What is the importance of the character Simon in The Lord of the Flies? What quotes illustrate this?
Simon is an important character in the book. His character is the one that best communicates the theme of the novel that violent behavior comes from the depravity within humanity and that a "perfect" environment will soon be corrupted by humans because of their moral darkness. Simon, however, is the exception who disproves the rule, for he is the character who seems least prone to jealousy, anger, fear, bullying, and the other negative qualities the other boys display. Simon is loyal to Ralph, kind to the Littluns, and friendly to Piggy. As the most intuitive and spiritually sensitive boy on the island, he is the one who doesn't believe in the beast. When the boys are discussing the beast at the assembly, Simon says, "What I mean is . . . maybe it's only us." The others scorn his answer. Although Simon hasn't been able to express his thoughts well aloud, he understands the nature of the threat the boys face: "However Simon thought of the beast, there rose before his inward sight the picture of a human at once heroic and sick." He realizes the beast is only the evil within the boys themselves. Later he is able to tell Ralph, "I don't believe in the beast."
Simon is the one who has the vision of the Lord of the Flies, the personification of evil, and through him Golding delivers the clearest statement of the book's theme. The beast says to Simon, "Fancy thinking the Beast was something you could hunt and kill! ... You knew, didn't you? I'm part of you? Close, close, close! I'm the reason why it's no go? Why things are what they are?" This shows that the evil is "part of" the boys, and it is what causes their society to deteriorate.

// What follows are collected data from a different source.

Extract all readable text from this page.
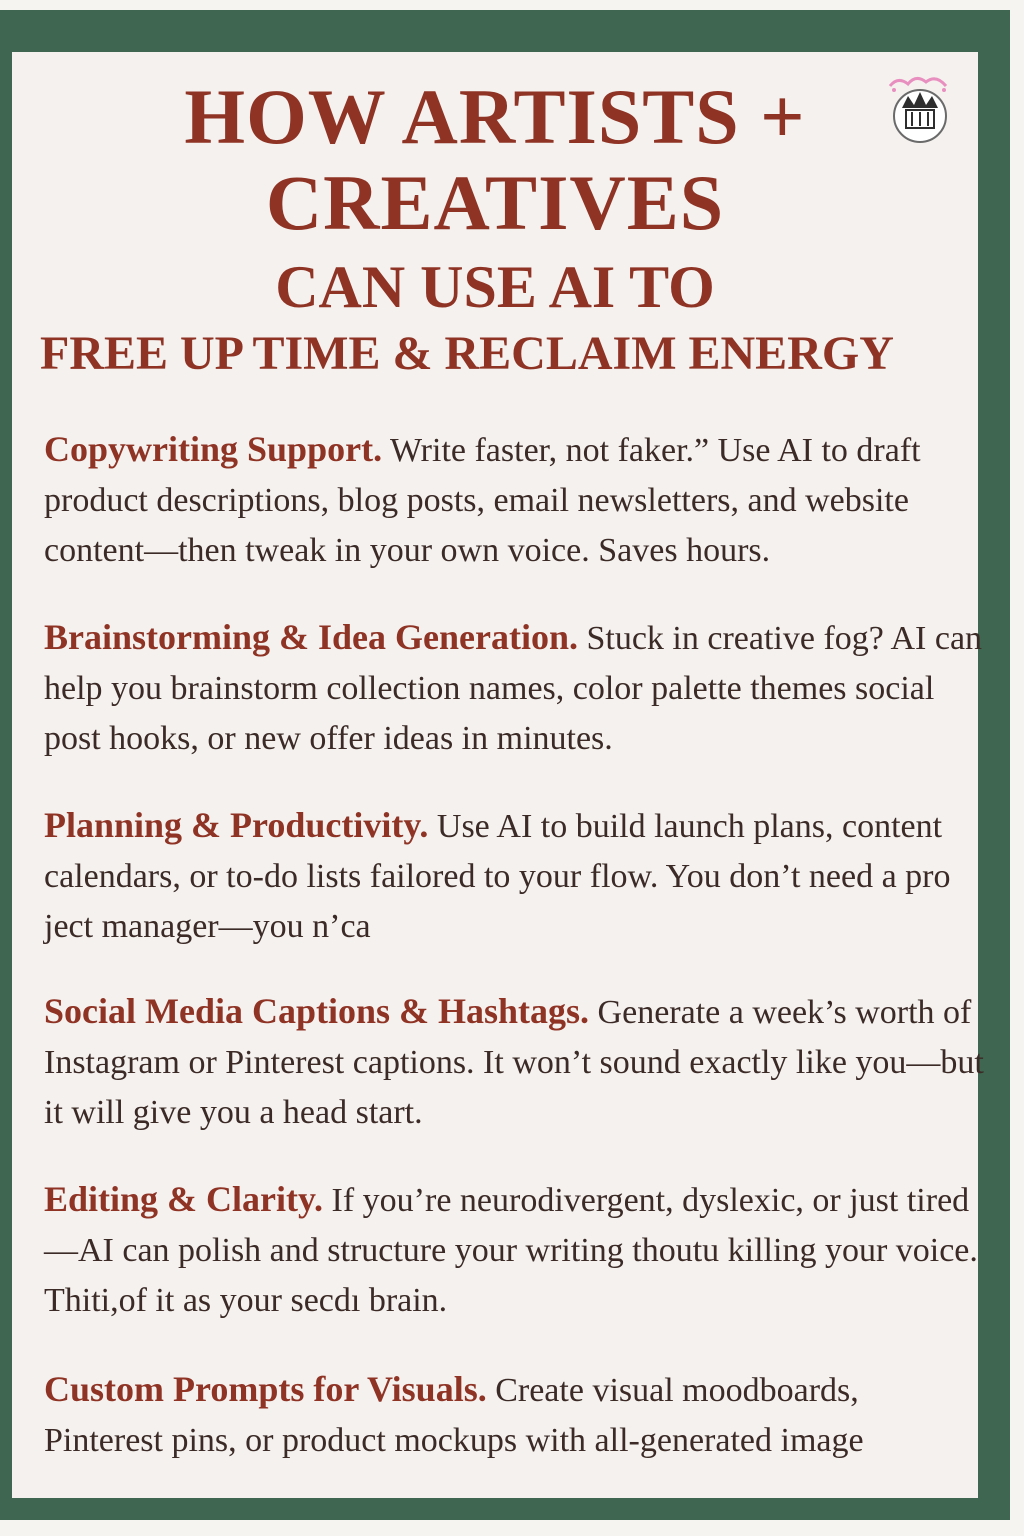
HOW ARTISTS +
CREATIVES
CAN USE AI TO
FREE UP TIME & RECLAIM ENERGY
Copywriting Support. Write faster, not faker.” Use AI to draft product descriptions, blog posts, email newsletters, and website content—then tweak in your own voice. Saves hours.
Brainstorming & Idea Generation. Stuck in creative fog? AI can help you brainstorm collection names, color palette themes social post hooks, or new offer ideas in minutes.
Planning & Productivity. Use AI to build launch plans, content calendars, or to-do lists failored to your flow. You don’t need a pro ject manager—you n’ca
Social Media Captions & Hashtags. Generate a week’s worth of Instagram or Pinterest captions. It won’t sound exactly like you—but it will give you a head start.
Editing & Clarity. If you’re neurodivergent, dyslexic, or just tired—AI can polish and structure your writing thoutu killing your voice. Thiti,of it as your secdı brain.
Custom Prompts for Visuals. Create visual moodboards, Pinterest pins, or product mockups with all-generated image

Simon, armed with the revelation that the beast the boys feared was simply a fallen paratrooper with his parachute, arrives at the camp during Jack's frenzied feast. Simon is murdered by the boys he hopes to enlighten. Being the only one who understands the nature of the threat to the boys, both literally regarding the "Beast from Air," and figuratively, regarding the darkness within them, Simon plays the role of a Christ-figure. With an ironic twist, however, he does not get a chance to deliver his "good news" before he is slain, and his death does nothing to bring salvation to the boys.
The death of Simon is a turning point in the book. Even Ralph and Piggy, supposedly the representatives of civilization, participated in his murder. Though they try to rewrite history to say they weren't at the dance, later they admit to each other that Simon was murdered. The destruction of the civilization escalates after the lone voice of morality and truth is silenced.